Table 1. SWAT processes representation as used in the study.

Processes/components

Method [Neitsch et al., 2011]

Evapotranspiration

Hargreaves

Surface runoff

SCS curve number equation

Erosion

Modified universal soil loss equation

Lateral flow

Kinematic storage model

Groundwater flow

Steady-state response from shallow aquifer

Stream flow routing

Variable storage routing

3.Challenges

In highly managed watersheds, natural processes play a secondary role. Examples of managements are dams and reservoirs, water transfers, and irrigation from deep wells. On the other hand, watershed models suffer from large model uncertainties. These can be divided into: conceptual model uncertainty, input uncertainty, and parameter uncertainty. The conceptual structural uncertainty include: model uncertainties due to simplifications in the conceptual model, model uncertainties due to processes occurring in the watershed but not included in the model, and model uncertainties due to processes that are included in the model, but their occurrences in the watershed are unknown to the modeler.
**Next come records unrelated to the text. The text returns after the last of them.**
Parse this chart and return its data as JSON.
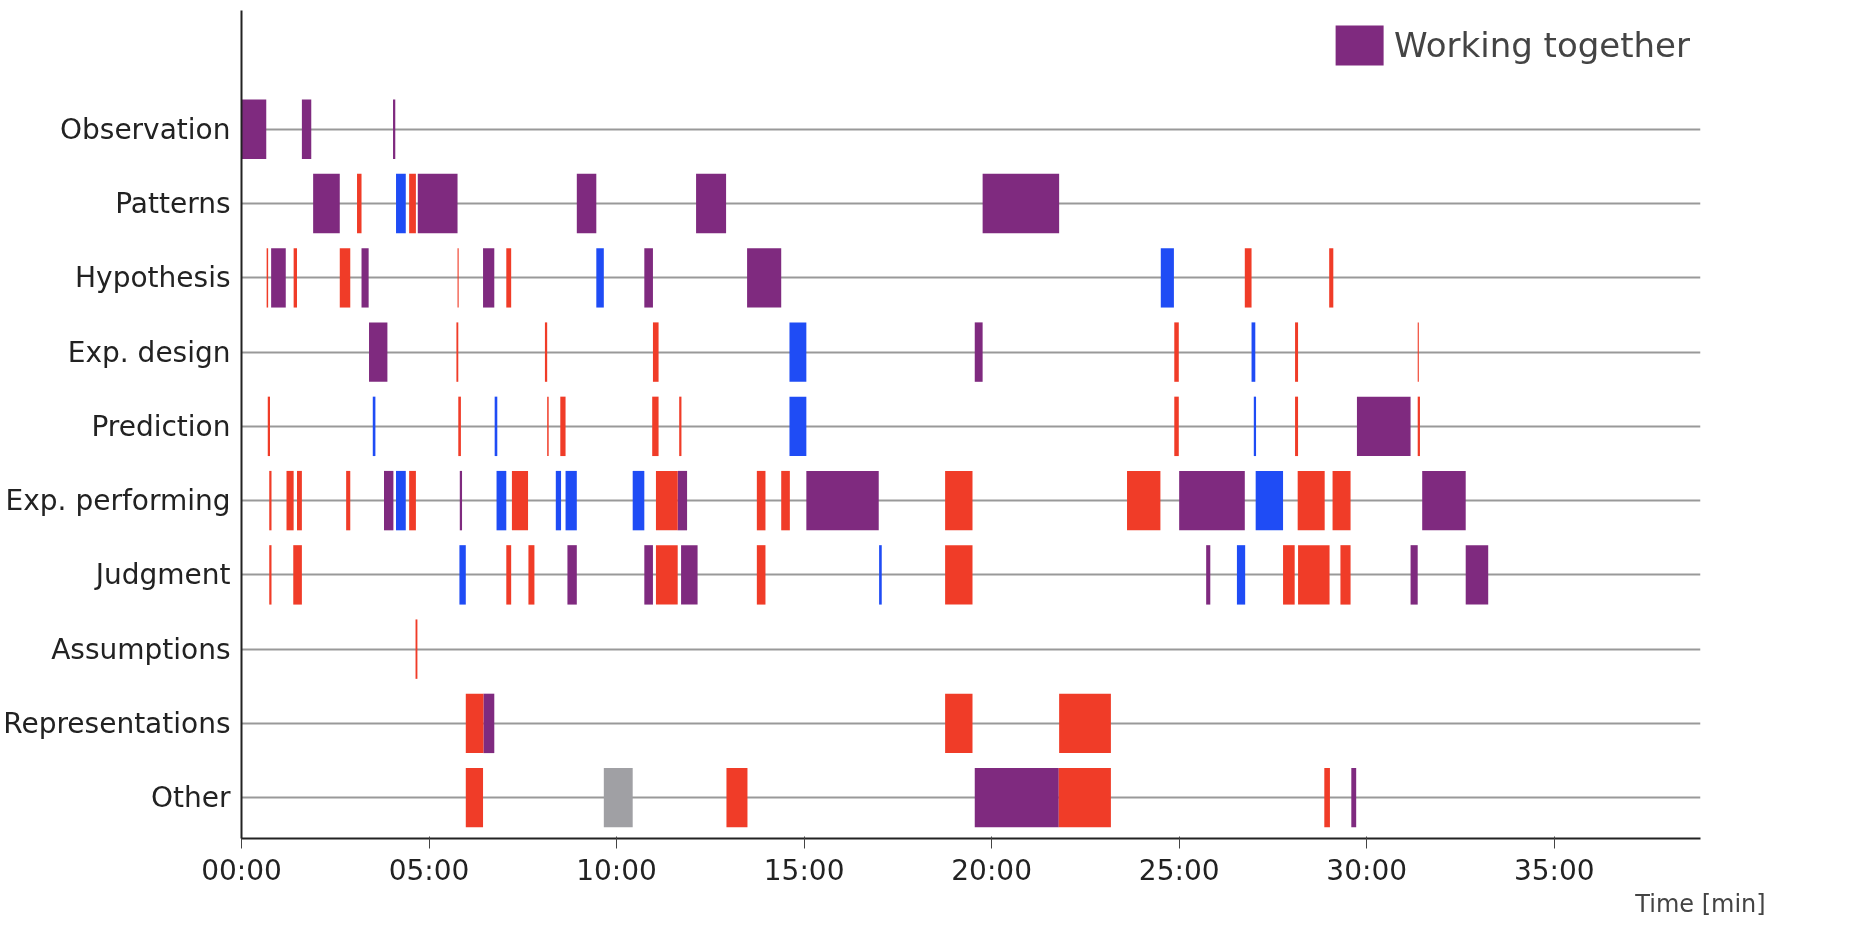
{
  "chart_data": {
    "type": "bar",
    "orientation": "horizontal",
    "xlabel": "Time [min]",
    "categories": [
      "Observation",
      "Patterns",
      "Hypothesis",
      "Exp. design",
      "Prediction",
      "Exp. performing",
      "Judgment",
      "Assumptions",
      "Representations",
      "Other"
    ],
    "xlim": [
      0,
      38.9
    ],
    "xticks": [
      {
        "value": 0,
        "label": "00:00"
      },
      {
        "value": 5,
        "label": "05:00"
      },
      {
        "value": 10,
        "label": "10:00"
      },
      {
        "value": 15,
        "label": "15:00"
      },
      {
        "value": 20,
        "label": "20:00"
      },
      {
        "value": 25,
        "label": "25:00"
      },
      {
        "value": 30,
        "label": "30:00"
      },
      {
        "value": 35,
        "label": "35:00"
      }
    ],
    "grid": "y",
    "legend": "top right",
    "series": [
      {
        "name": "Working together",
        "color": "#7f2a7f",
        "base": [
          0,
          1.91,
          0.79,
          3.4,
          29.74,
          3.8,
          8.69,
          null,
          6.45,
          19.55
        ],
        "values": [
          0.66,
          0.71,
          0.39,
          0.49,
          1.43,
          0.25,
          0.25,
          null,
          0.29,
          2.24
        ]
      },
      {
        "color": "#7f2a7f",
        "base": [
          1.61,
          4.7,
          3.2,
          19.55,
          null,
          5.82,
          10.74,
          null,
          null,
          29.59
        ],
        "values": [
          0.25,
          1.06,
          0.19,
          0.21,
          null,
          0.06,
          0.23,
          null,
          null,
          0.13
        ]
      },
      {
        "color": "#7f2a7f",
        "base": [
          4.04,
          8.94,
          6.44,
          null,
          null,
          11.63,
          11.72,
          null,
          null,
          null
        ],
        "values": [
          0.06,
          0.52,
          0.3,
          null,
          null,
          0.25,
          0.44,
          null,
          null,
          null
        ]
      },
      {
        "color": "#7f2a7f",
        "base": [
          null,
          12.12,
          10.74,
          null,
          null,
          15.06,
          25.72,
          null,
          null,
          null
        ],
        "values": [
          null,
          0.8,
          0.23,
          null,
          null,
          1.93,
          0.11,
          null,
          null,
          null
        ]
      },
      {
        "color": "#7f2a7f",
        "base": [
          null,
          19.76,
          13.48,
          null,
          null,
          25.0,
          31.17,
          null,
          null,
          null
        ],
        "values": [
          null,
          2.04,
          0.91,
          null,
          null,
          1.75,
          0.19,
          null,
          null,
          null
        ]
      },
      {
        "color": "#7f2a7f",
        "base": [
          null,
          null,
          null,
          null,
          null,
          31.48,
          32.64,
          null,
          null,
          null
        ],
        "values": [
          null,
          null,
          null,
          null,
          null,
          1.16,
          0.6,
          null,
          null,
          null
        ]
      },
      {
        "color": "#f03c28",
        "base": [
          null,
          3.08,
          0.67,
          5.73,
          0.7,
          0.74,
          0.74,
          4.64,
          5.98,
          5.98
        ],
        "values": [
          null,
          0.12,
          0.04,
          0.05,
          0.06,
          0.06,
          0.06,
          0.05,
          0.47,
          0.46
        ]
      },
      {
        "color": "#f03c28",
        "base": [
          null,
          4.47,
          1.39,
          8.09,
          5.78,
          1.2,
          1.38,
          null,
          18.76,
          12.93
        ],
        "values": [
          null,
          0.18,
          0.09,
          0.06,
          0.07,
          0.19,
          0.23,
          null,
          0.73,
          0.56
        ]
      },
      {
        "color": "#f03c28",
        "base": [
          null,
          null,
          2.62,
          10.97,
          8.15,
          1.48,
          7.06,
          null,
          21.8,
          21.79
        ],
        "values": [
          null,
          null,
          0.28,
          0.15,
          0.04,
          0.13,
          0.13,
          null,
          1.38,
          1.39
        ]
      },
      {
        "color": "#f03c28",
        "base": [
          null,
          null,
          5.76,
          24.87,
          8.5,
          2.79,
          7.65,
          null,
          null,
          28.87
        ],
        "values": [
          null,
          null,
          0.03,
          0.12,
          0.14,
          0.11,
          0.16,
          null,
          null,
          0.15
        ]
      },
      {
        "color": "#f03c28",
        "base": [
          null,
          null,
          7.06,
          28.09,
          10.95,
          4.47,
          11.05,
          null,
          null,
          null
        ],
        "values": [
          null,
          null,
          0.13,
          0.08,
          0.17,
          0.18,
          0.58,
          null,
          null,
          null
        ]
      },
      {
        "color": "#f03c28",
        "base": [
          null,
          null,
          26.75,
          31.36,
          11.67,
          7.21,
          13.74,
          null,
          null,
          null
        ],
        "values": [
          null,
          null,
          0.18,
          0.03,
          0.06,
          0.43,
          0.23,
          null,
          null,
          null
        ]
      },
      {
        "color": "#f03c28",
        "base": [
          null,
          null,
          29.0,
          null,
          24.87,
          11.05,
          18.76,
          null,
          null,
          null
        ],
        "values": [
          null,
          null,
          0.11,
          null,
          0.12,
          0.58,
          0.73,
          null,
          null,
          null
        ]
      },
      {
        "color": "#f03c28",
        "base": [
          null,
          null,
          null,
          null,
          28.09,
          13.74,
          27.77,
          null,
          null,
          null
        ],
        "values": [
          null,
          null,
          null,
          null,
          0.08,
          0.23,
          0.31,
          null,
          null,
          null
        ]
      },
      {
        "color": "#f03c28",
        "base": [
          null,
          null,
          null,
          null,
          31.36,
          14.39,
          28.17,
          null,
          null,
          null
        ],
        "values": [
          null,
          null,
          null,
          null,
          0.06,
          0.23,
          0.84,
          null,
          null,
          null
        ]
      },
      {
        "color": "#f03c28",
        "base": [
          null,
          null,
          null,
          null,
          null,
          18.76,
          29.3,
          null,
          null,
          null
        ],
        "values": [
          null,
          null,
          null,
          null,
          null,
          0.73,
          0.27,
          null,
          null,
          null
        ]
      },
      {
        "color": "#f03c28",
        "base": [
          null,
          null,
          null,
          null,
          null,
          23.61,
          null,
          null,
          null,
          null
        ],
        "values": [
          null,
          null,
          null,
          null,
          null,
          0.89,
          null,
          null,
          null,
          null
        ]
      },
      {
        "color": "#f03c28",
        "base": [
          null,
          null,
          null,
          null,
          null,
          28.16,
          null,
          null,
          null,
          null
        ],
        "values": [
          null,
          null,
          null,
          null,
          null,
          0.72,
          null,
          null,
          null,
          null
        ]
      },
      {
        "color": "#f03c28",
        "base": [
          null,
          null,
          null,
          null,
          null,
          29.09,
          null,
          null,
          null,
          null
        ],
        "values": [
          null,
          null,
          null,
          null,
          null,
          0.48,
          null,
          null,
          null,
          null
        ]
      },
      {
        "color": "#1f4cf5",
        "base": [
          null,
          4.12,
          9.46,
          14.61,
          3.5,
          4.12,
          5.81,
          null,
          null,
          null
        ],
        "values": [
          null,
          0.26,
          0.2,
          0.45,
          0.07,
          0.26,
          0.17,
          null,
          null,
          null
        ]
      },
      {
        "color": "#1f4cf5",
        "base": [
          null,
          null,
          24.51,
          26.93,
          6.75,
          6.8,
          17.0,
          null,
          null,
          null
        ],
        "values": [
          null,
          null,
          0.35,
          0.1,
          0.07,
          0.26,
          0.07,
          null,
          null,
          null
        ]
      },
      {
        "color": "#1f4cf5",
        "base": [
          null,
          null,
          null,
          null,
          14.61,
          8.38,
          26.54,
          null,
          null,
          null
        ],
        "values": [
          null,
          null,
          null,
          null,
          0.45,
          0.14,
          0.22,
          null,
          null,
          null
        ]
      },
      {
        "color": "#1f4cf5",
        "base": [
          null,
          null,
          null,
          null,
          26.99,
          8.64,
          null,
          null,
          null,
          null
        ],
        "values": [
          null,
          null,
          null,
          null,
          0.06,
          0.3,
          null,
          null,
          null,
          null
        ]
      },
      {
        "color": "#1f4cf5",
        "base": [
          null,
          null,
          null,
          null,
          null,
          10.43,
          null,
          null,
          null,
          null
        ],
        "values": [
          null,
          null,
          null,
          null,
          null,
          0.31,
          null,
          null,
          null,
          null
        ]
      },
      {
        "color": "#1f4cf5",
        "base": [
          null,
          null,
          null,
          null,
          null,
          27.04,
          null,
          null,
          null,
          null
        ],
        "values": [
          null,
          null,
          null,
          null,
          null,
          0.73,
          null,
          null,
          null,
          null
        ]
      },
      {
        "color": "#a0a0a4",
        "base": [
          null,
          null,
          null,
          null,
          null,
          null,
          null,
          null,
          null,
          9.66
        ],
        "values": [
          null,
          null,
          null,
          null,
          null,
          null,
          null,
          null,
          null,
          0.77
        ]
      }
    ]
  }
}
We investigated the poorly simulated river discharges in Black Sea Basin hydrological model one by one using the visualization module of SWAT-CUP [Abbaspour, 2011]. This involves projection of the study area on the Microsoft BING map to identify the reasons for the inadequate simulations. Examples of these include positioning the outlets on a wrong rive (Figure 2a,b). Wetland processes are not represented in BSB hydrological model and hence bring additional structural uncertainties due to processes occurring in the watershed but not included in the model (Figure 3). Other major problems result from an outlet being positioned downstream of a reservoir. (Figure 4, 5). Other problematic situations may arise when outlets are in a highly populated or agricultural region where water management and water transfers are large. Constructions of dams for irrigation and power generation purposes as well as other water management practices such as water abstraction and diversion create major difficulties for model calibration. As management information are usually not available, proper cautions need to be taken during calibration. These include converting outlets to inlets, weighing those outlets under the influence of management less in the objective function, or removing the outlets downstream of reservoirs from the calibration process.